Edward then throws Bella on his back and runs up the mountain with
super speed in what is quite possibly the WORST special effect of all
time. That $37 million dollars DEFINITELY wasn't spent on the
effects, that's for sure. No,
most of it went to Edward's hair gel.
He runs her to the
top of the mountain where there is sunlight, as he steps into a
sunbeam and REVEALS HIS SKIN SPARKLES IN THE LIGHT. 52 minutes in and
this movie just fell off the rails as hard as any movie ever has. To
this day I will NEVER understand what Meyer was going for here. In the
books she talks about how when you become a vampire your features
re-arrange to be as perfect as possible, so you'll look irresistible
to the opposite sex (or same sex if you're a Twilight fanfiction
author) and make them easier prey for you to devour. But the
sparkling... I just... it's the kind of shit that just INVITES
mockery no matter what else you have going on. Which, again, is nothing.
Bella says he's
beautiful, but this just sets him off as he begins a PSYCHOTIC rant
about how he's a killer and the world's greatest predator. He
illustrates this by showing off his super strength, super speed, and
how much the CGI artists hate life. Bella freaks out
and goes into major GTFO mode. Ha hah, just kidding! She's pretty
much turned on by all of this and tells him she doesn't care about
any of that. Just like any normal woman would be, right? Edward then
compares her scent to heroin, which is probably the sweetest thing
anyone has ever said about anyone ever. And yes, that is taken from
the book.
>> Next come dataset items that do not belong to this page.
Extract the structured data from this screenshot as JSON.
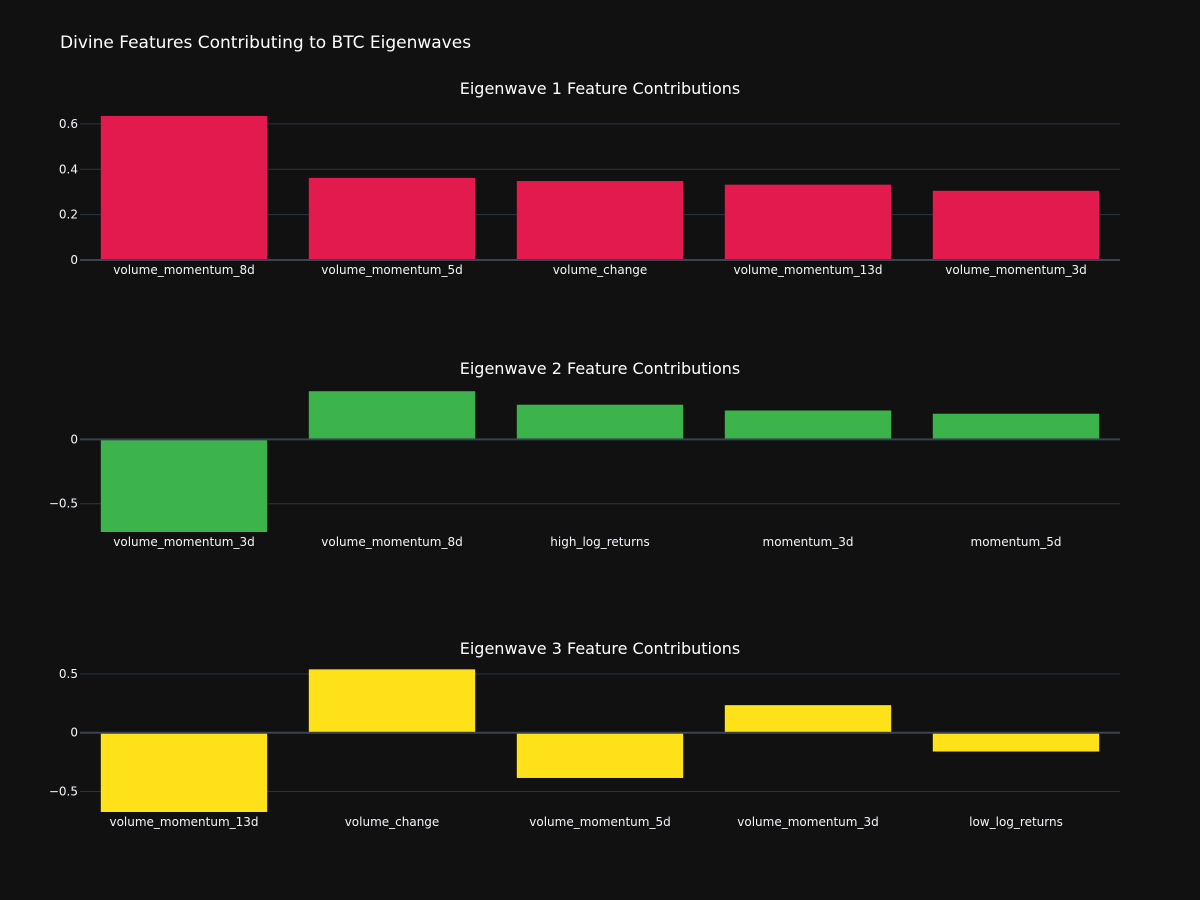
{
  "figure": {
    "title": "Divine Features Contributing to BTC Eigenwaves"
  },
  "colors": {
    "background": "#111111",
    "grid": "#283442",
    "zeroline": "#3a4450",
    "text": "#f2f5fa"
  },
  "chart_data": [
    {
      "type": "bar",
      "title": "Eigenwave 1 Feature Contributions",
      "color": "#e31a4d",
      "categories": [
        "volume_momentum_8d",
        "volume_momentum_5d",
        "volume_change",
        "volume_momentum_13d",
        "volume_momentum_3d"
      ],
      "values": [
        0.635,
        0.362,
        0.348,
        0.332,
        0.305
      ],
      "ylim": [
        0,
        0.67
      ],
      "yticks": [
        0,
        0.2,
        0.4,
        0.6
      ],
      "ytick_labels": [
        "0",
        "0.2",
        "0.4",
        "0.6"
      ],
      "grid": true
    },
    {
      "type": "bar",
      "title": "Eigenwave 2 Feature Contributions",
      "color": "#3cb44b",
      "categories": [
        "volume_momentum_3d",
        "volume_momentum_8d",
        "high_log_returns",
        "momentum_3d",
        "momentum_5d"
      ],
      "values": [
        -0.72,
        0.375,
        0.27,
        0.225,
        0.2
      ],
      "ylim": [
        -0.72,
        0.4
      ],
      "yticks": [
        -0.5,
        0
      ],
      "ytick_labels": [
        "−0.5",
        "0"
      ],
      "grid": true
    },
    {
      "type": "bar",
      "title": "Eigenwave 3 Feature Contributions",
      "color": "#ffe119",
      "categories": [
        "volume_momentum_13d",
        "volume_change",
        "volume_momentum_5d",
        "volume_momentum_3d",
        "low_log_returns"
      ],
      "values": [
        -0.675,
        0.54,
        -0.385,
        0.235,
        -0.16
      ],
      "ylim": [
        -0.675,
        0.56
      ],
      "yticks": [
        -0.5,
        0,
        0.5
      ],
      "ytick_labels": [
        "−0.5",
        "0",
        "0.5"
      ],
      "grid": true
    }
  ]
}
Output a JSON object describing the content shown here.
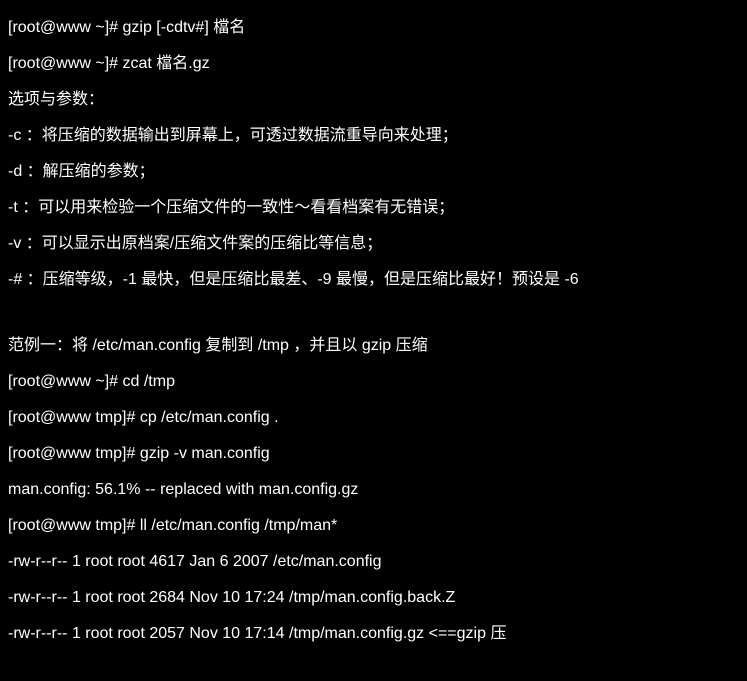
{
  "lines": [
    "[root@www ~]# gzip [-cdtv#] 檔名",
    "[root@www ~]# zcat 檔名.gz",
    "选项与参数：",
    "-c  ：将压缩的数据输出到屏幕上，可透过数据流重导向来处理；",
    "-d  ：解压缩的参数；",
    "-t  ：可以用来检验一个压缩文件的一致性～看看档案有无错误；",
    "-v  ：可以显示出原档案/压缩文件案的压缩比等信息；",
    "-#  ：压缩等级，-1 最快，但是压缩比最差、-9 最慢，但是压缩比最好！预设是 -6",
    "",
    "范例一：将 /etc/man.config 复制到 /tmp ，并且以 gzip 压缩",
    "[root@www ~]# cd /tmp",
    "[root@www tmp]# cp /etc/man.config .",
    "[root@www tmp]# gzip -v man.config",
    "man.config:      56.1% -- replaced with man.config.gz",
    "[root@www tmp]# ll /etc/man.config /tmp/man*",
    "-rw-r--r-- 1 root root 4617 Jan  6  2007 /etc/man.config",
    "-rw-r--r-- 1 root root 2684 Nov 10 17:24 /tmp/man.config.back.Z",
    "-rw-r--r-- 1 root root 2057 Nov 10 17:14 /tmp/man.config.gz  <==gzip 压"
  ]
}
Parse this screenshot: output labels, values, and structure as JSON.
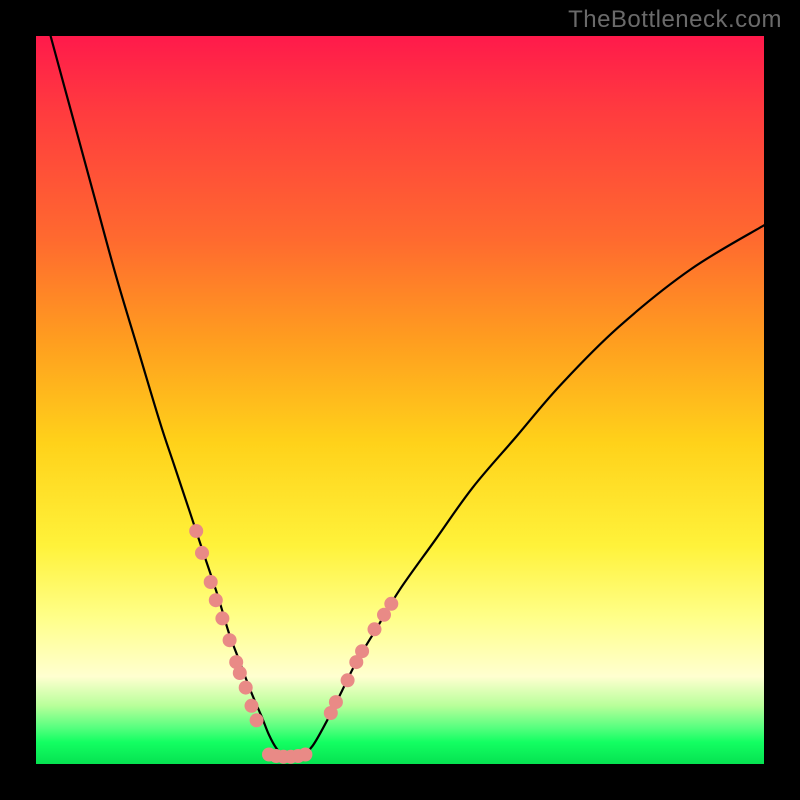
{
  "watermark": "TheBottleneck.com",
  "chart_data": {
    "type": "line",
    "title": "",
    "xlabel": "",
    "ylabel": "",
    "xlim": [
      0,
      100
    ],
    "ylim": [
      0,
      100
    ],
    "grid": false,
    "legend": false,
    "background_gradient": {
      "stops": [
        {
          "pos": 0.0,
          "color": "#ff1a4b"
        },
        {
          "pos": 0.1,
          "color": "#ff3a3f"
        },
        {
          "pos": 0.28,
          "color": "#ff6a2f"
        },
        {
          "pos": 0.42,
          "color": "#ff9e1f"
        },
        {
          "pos": 0.56,
          "color": "#ffd21a"
        },
        {
          "pos": 0.7,
          "color": "#fff23a"
        },
        {
          "pos": 0.8,
          "color": "#ffff8a"
        },
        {
          "pos": 0.88,
          "color": "#ffffd0"
        },
        {
          "pos": 0.92,
          "color": "#b8ff9a"
        },
        {
          "pos": 0.95,
          "color": "#57ff7f"
        },
        {
          "pos": 0.97,
          "color": "#13ff62"
        },
        {
          "pos": 1.0,
          "color": "#06e251"
        }
      ]
    },
    "series": [
      {
        "name": "bottleneck-curve",
        "stroke": "#000000",
        "x": [
          2,
          5,
          8,
          11,
          14,
          17,
          19,
          21,
          23,
          25,
          26.5,
          28,
          29.5,
          31,
          32,
          33,
          34,
          35,
          36.5,
          38,
          40,
          42,
          44,
          47,
          50,
          55,
          60,
          66,
          72,
          80,
          90,
          100
        ],
        "y": [
          100,
          89,
          78,
          67,
          57,
          47,
          41,
          35,
          29,
          23,
          18,
          14,
          10,
          6.5,
          4,
          2.2,
          1.2,
          1.0,
          1.2,
          2.5,
          6,
          10,
          14,
          19,
          24,
          31,
          38,
          45,
          52,
          60,
          68,
          74
        ]
      }
    ],
    "scatter_overlay": {
      "name": "marker-dots",
      "color": "#e98a86",
      "radius_px": 7,
      "points": [
        {
          "x": 22.0,
          "y": 32
        },
        {
          "x": 22.8,
          "y": 29
        },
        {
          "x": 24.0,
          "y": 25
        },
        {
          "x": 24.7,
          "y": 22.5
        },
        {
          "x": 25.6,
          "y": 20
        },
        {
          "x": 26.6,
          "y": 17
        },
        {
          "x": 27.5,
          "y": 14
        },
        {
          "x": 28.0,
          "y": 12.5
        },
        {
          "x": 28.8,
          "y": 10.5
        },
        {
          "x": 29.6,
          "y": 8
        },
        {
          "x": 30.3,
          "y": 6
        },
        {
          "x": 32.0,
          "y": 1.3
        },
        {
          "x": 33.0,
          "y": 1.1
        },
        {
          "x": 34.0,
          "y": 1.0
        },
        {
          "x": 35.0,
          "y": 1.0
        },
        {
          "x": 36.0,
          "y": 1.1
        },
        {
          "x": 37.0,
          "y": 1.3
        },
        {
          "x": 40.5,
          "y": 7
        },
        {
          "x": 41.2,
          "y": 8.5
        },
        {
          "x": 42.8,
          "y": 11.5
        },
        {
          "x": 44.0,
          "y": 14
        },
        {
          "x": 44.8,
          "y": 15.5
        },
        {
          "x": 46.5,
          "y": 18.5
        },
        {
          "x": 47.8,
          "y": 20.5
        },
        {
          "x": 48.8,
          "y": 22
        }
      ]
    }
  }
}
A book marketed for young adults.
Super Genius Girl
asks why Edward was so hostile towards her when they first met,
learning he hated HER for making HIM want her so badly. Isn't that
the defense that every rapist makes in court? And speaking of rape,
Edward pins Bella up against a tree and asks what she's thinking.
What happens next is possibly my favourite exchange in the entire
movie.
“Now I'm
afraid.”
“Good.”“I'm not afraid of YOU. I'm only afraid of losing you. I feel like you're going to disappear.”